What are the effects of alcohol advertising on young people? Dr Sarah Wollaston's Bill currently being read in the House of Commons addresses that very question. Her statistics and conclusions point out significant health risks and worrying trends that are currently developing amongst young drinkers in the UK.
Early in September Dr. Sarah Wollaston’s private Members Bill calling for restrictions on alcohol advertising in cinemas, on television and online received its second reading in the commons. The reasoning behind Dr. Wollaston’s bill is the strong feeling that young people are heavily influenced and continuously bombarded by alcohol advertising. This creates a culture of drinking behaviours that could possibly lead to habitual alcohol abuse and addiction in later life.
Young people have high expectations of alcohol
The Bill goes into some detail about the startling statistics concerning fatalities caused by excess alcohol intake. It is estimated that 13 young people will die each week and 650 young people will die every year, from drink related problems. Studies have shown that 25% of deaths of young people aged 15 to 24 are caused by alcohol, equating to two tragic and avoidable deaths every day of the year.
Of course, whether media advertising is one of the main sources of this on-going problem in today’s society is still open to discussion, but Dr. Wollaston is also concerned about how alcohol marketing is put over. She cited the European School Survey which showed our children have the most positive expectations of alcohol of any children in Europe, and they are also least likely to feel it might harm them. Dr. Woolaston surmises that such expectations can only derive from alcohol marketing.
Children fail to learn fundamental life skills
The effects of alcohol on the young person have been known for some time and it is accepted that not only is there a strong link between alcohol intake in early life and adult addiction, it is also clear that alcohol taken at an early age can cause physical damage and dwarf life skills. Taking alcohol from an early age distorts perception of reality and could prevent the young person learning fundamental life skills in dealing with life’s confrontations.

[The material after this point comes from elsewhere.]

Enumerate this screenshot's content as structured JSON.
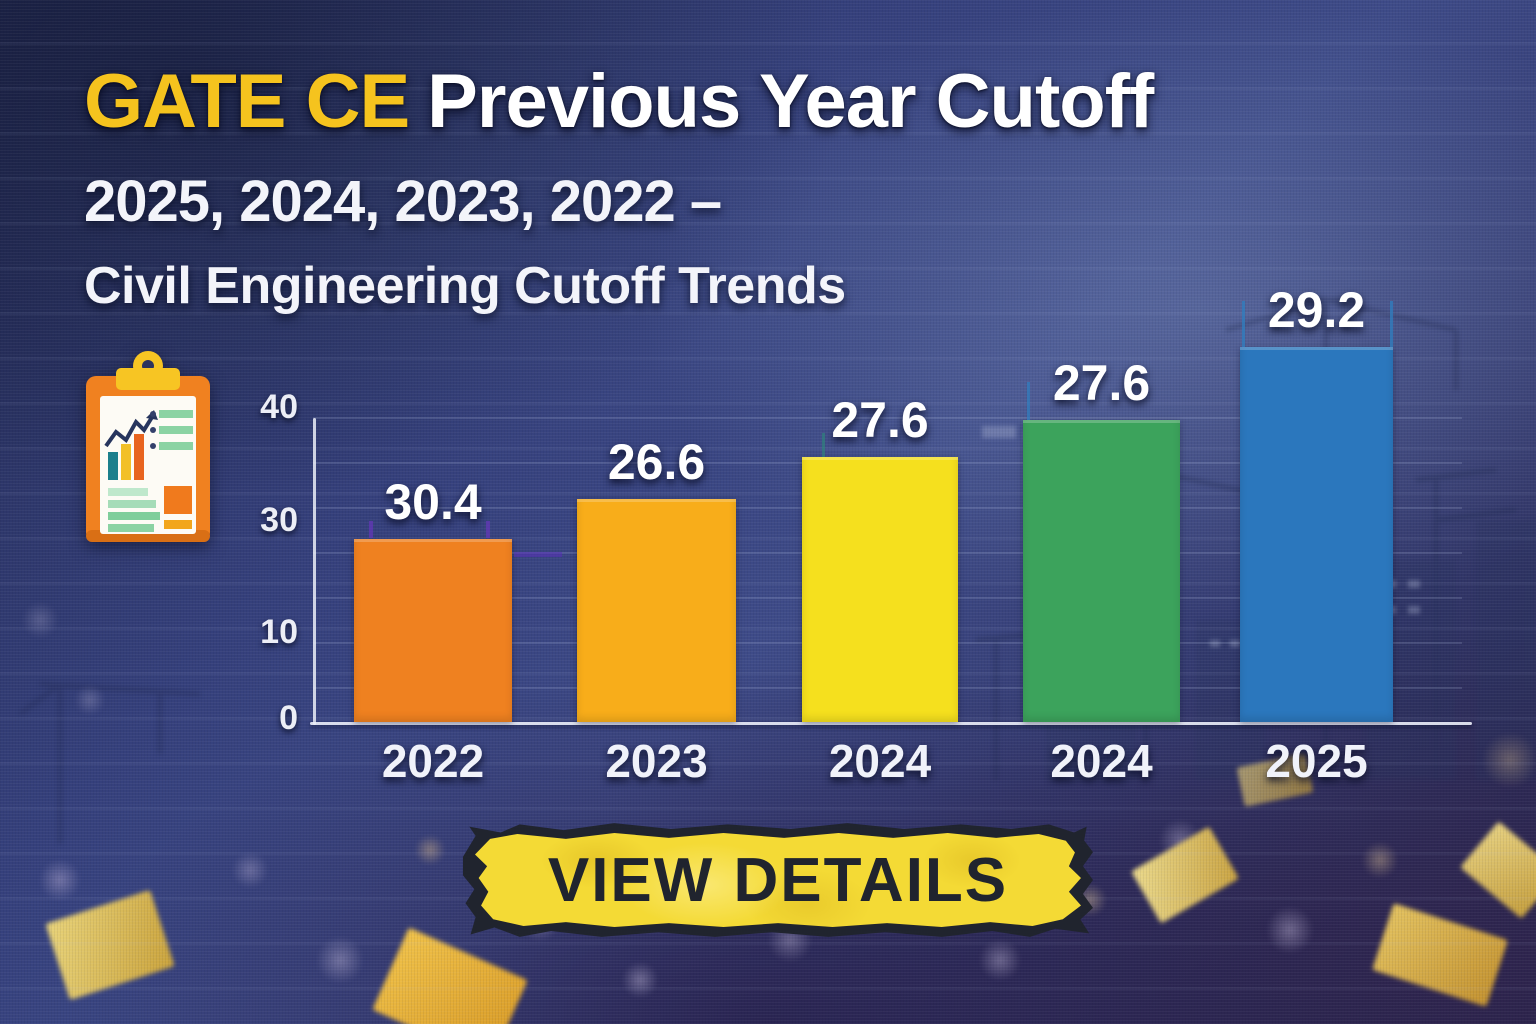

Seeing life through the haze of drink and using it to feel stronger, as an escape, or to manipulate moods, makes comprehending and dealing with every day issues difficult and does not prepare the child for the reality of adult life. Perhaps most of all, because children are not fully formed in mind or body, alcohol abuse stops emotional growth. Emotions remain childlike and regressed even into early adult life. The pre-frontal cortex of the brain which deals with areas such as decision making could well be affected as it does not form fully until the age of 25. Statistics show that the number of children showing symptoms of alcoholismare growing and practitioners at alcohol rehab clinics are seeing a fall in the average age of clients. The discussions and debates that will undoubtedly arise from Dr. Woolastons Bill need to be watched for future progress in alcohol treatment.